Jakarta, 9 Juni 2025 — Dalam gelaran Indo Defence 2024 yang berlangsung megah di JIExpo Kemayoran, Jakarta, kehadiran delegasi Rusia lewat Rosoboronexport menyita perhatian para pengamat militer dan pertahanan. Perusahaan eksportir senjata milik negara Rusia tersebut secara resmi menawarkan varian ekspor dari jet tempur siluman generasi kelima Sukhoi Su-57, yakni Su-57E (Export), kepada Indonesia.
Langkah ini menjadi sinyal bahwa kerja sama militer antara Indonesia dan Rusia tetap terbuka, meski dunia tengah diwarnai ketegangan geopolitik dan sanksi ekonomi terhadap Moskow.
Jet Tempur Siluman, Tapi untuk Ekspor
Su-57E, dijuluki “Felon” oleh NATO, merupakan versi ekspor dari Su-57 asli yang digunakan oleh Angkatan Udara Rusia. Pesawat ini dirancang untuk mengimbangi jet tempur generasi kelima buatan Barat seperti F-22 Raptor dan F-35 Lightning II, dengan teknologi siluman (stealth), kemampuan supermanuver, serta sistem avionik canggih.
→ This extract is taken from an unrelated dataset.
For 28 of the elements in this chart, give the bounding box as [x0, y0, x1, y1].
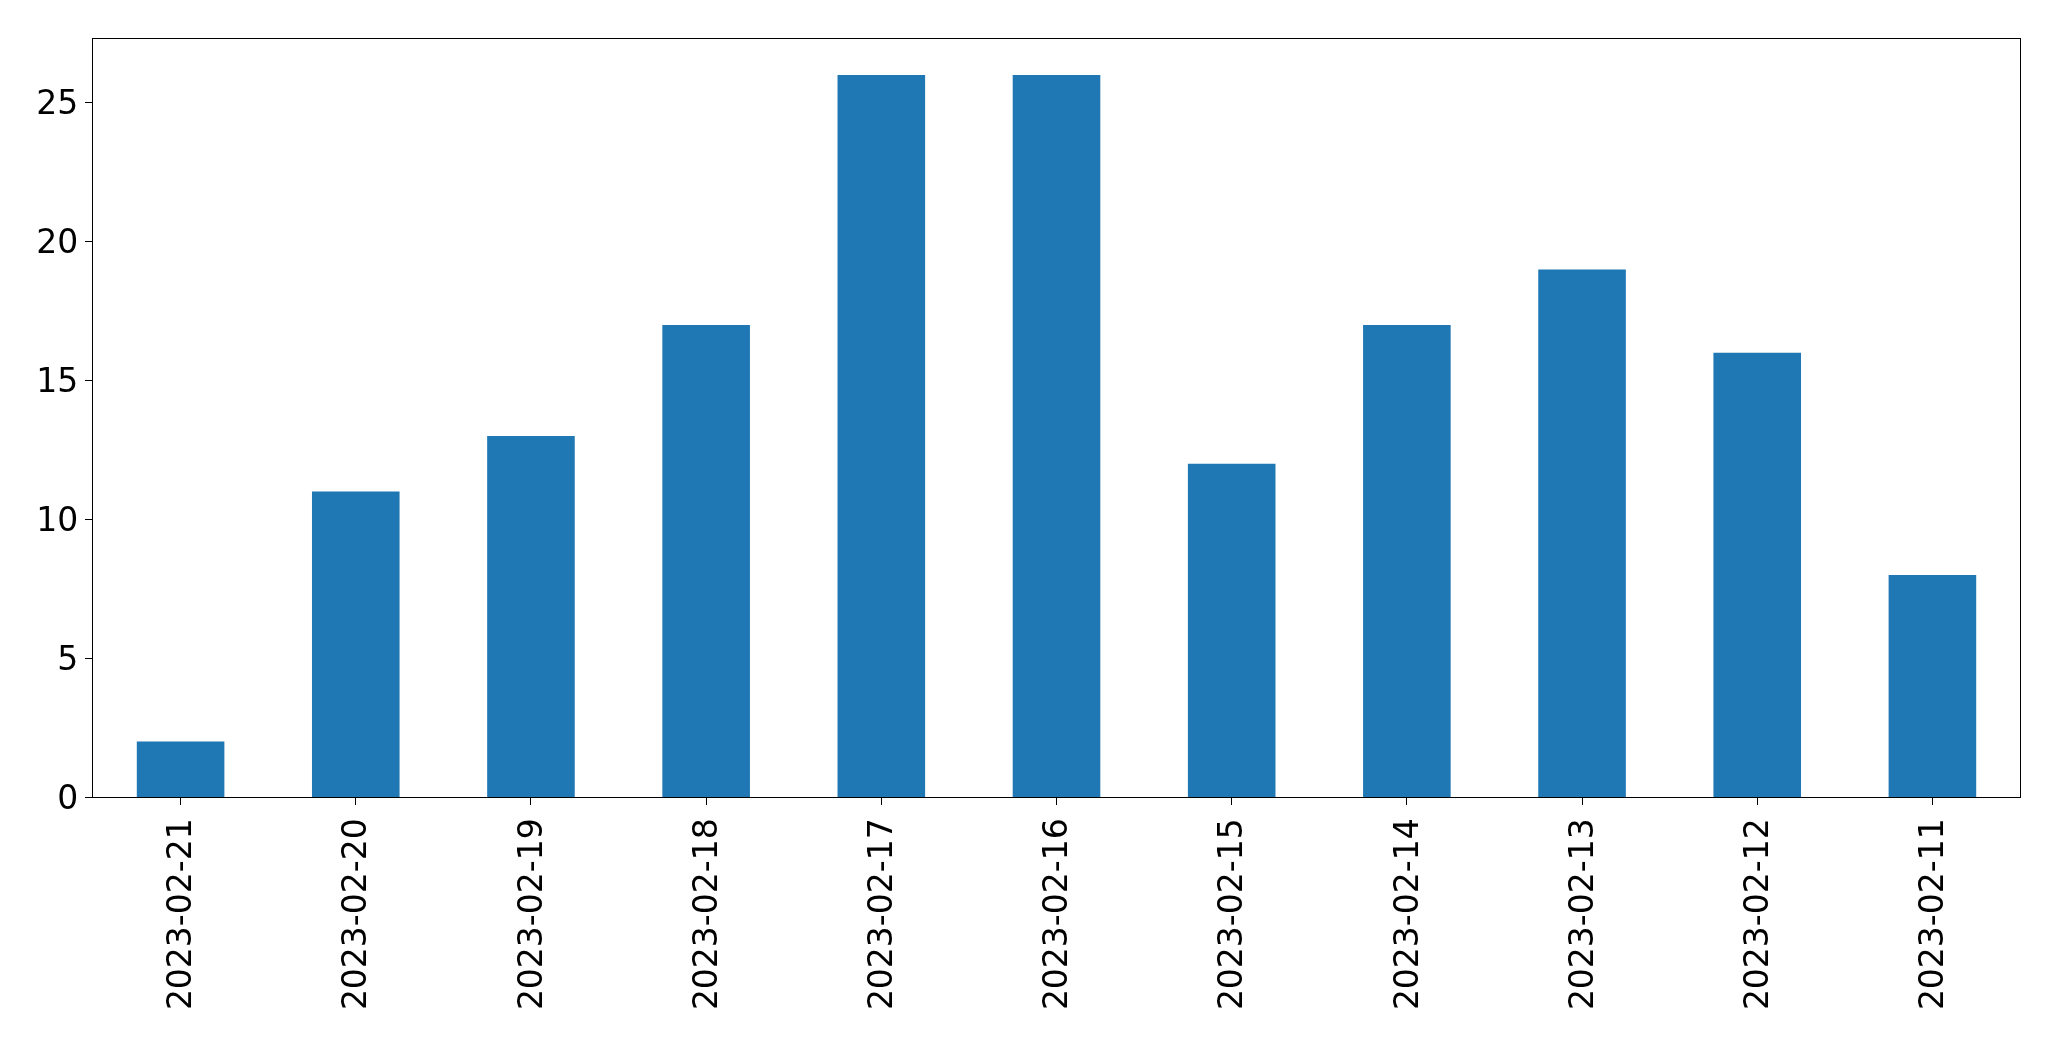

Dalam presentasi tertutup yang dihadiri sejumlah perwakilan TNI AU dan Kementerian Pertahanan RI, Rosoboronexport memaparkan keunggulan Su-57E, termasuk kemampuan multi-peran, radar AESA (Active Electronically Scanned Array), serta teknologi supercruise yang memungkinkan terbang dengan kecepatan supersonik tanpa afterburner.
“Su-57E adalah simbol supremasi udara masa depan. Kami yakin pesawat ini bisa menjadi kekuatan strategis bagi pertahanan udara Indonesia,” kata Viktor Kladov, Direktur Kerja Sama Internasional Rostec, yang turut hadir di paviliun Rusia.
Bersaing di Tengah Banyak Tawaran
Tawaran Su-57E datang di tengah persaingan ketat antar-negara pemasok alutsista ke Indonesia. Amerika Serikat menawarkan F-15EX melalui Boeing, sementara Prancis terus mendorong akuisisi Dassault Rafale—di mana Indonesia telah menandatangani kontrak pembelian awal.
Kehadiran Rosoboronexport kali ini menjadi manuver taktis Rusia untuk tetap relevan di pasar Asia Tenggara, khususnya di Indonesia yang selama ini menjadi salah satu mitra strategis mereka dalam bidang pertahanan, terutama setelah pengadaan jet Sukhoi Su-27/Su-30 pada awal 2000-an.
Namun, kendala bukan tidak ada. Isu sanksi internasional terhadap Rusia menjadi batu sandungan tersendiri. Pemerintah Indonesia harus mempertimbangkan aspek politik dan ekonomi global sebelum membuat keputusan pembelian senjata strategis dari Moskow.
Indonesia Masih “Wait and See”?
Kementerian Pertahanan Indonesia sejauh ini belum memberikan pernyataan resmi terkait tawaran Su-57E. Namun, sumber internal menyebutkan bahwa Indonesia lebih cenderung bersikap “wait and see” terhadap teknologi tempur Rusia generasi terbaru ini, mengingat pertimbangan anggaran, pemeliharaan jangka panjang, serta potensi tekanan dari mitra strategis lain seperti AS dan negara-negara Eropa.
“Indonesia tentu tertarik pada teknologi mutakhir, tapi kami juga harus realistis. Jet tempur bukan hanya soal beli, tapi juga dukungan teknis, logistik, dan jaminan keberlanjutan,” ujar seorang pejabat di lingkungan Kemenhan yang enggan disebutkan namanya.
Meski demikian, kehadiran Su-57E tetap menciptakan buzz tersendiri di kalangan penggemar alutsista dan analis pertahanan. Tak sedikit yang menyebut bahwa Indonesia, sebagai negara kepulauan besar dengan kebutuhan pertahanan udara strategis, semestinya mempertimbangkan memiliki pesawat tempur generasi kelima di masa depan.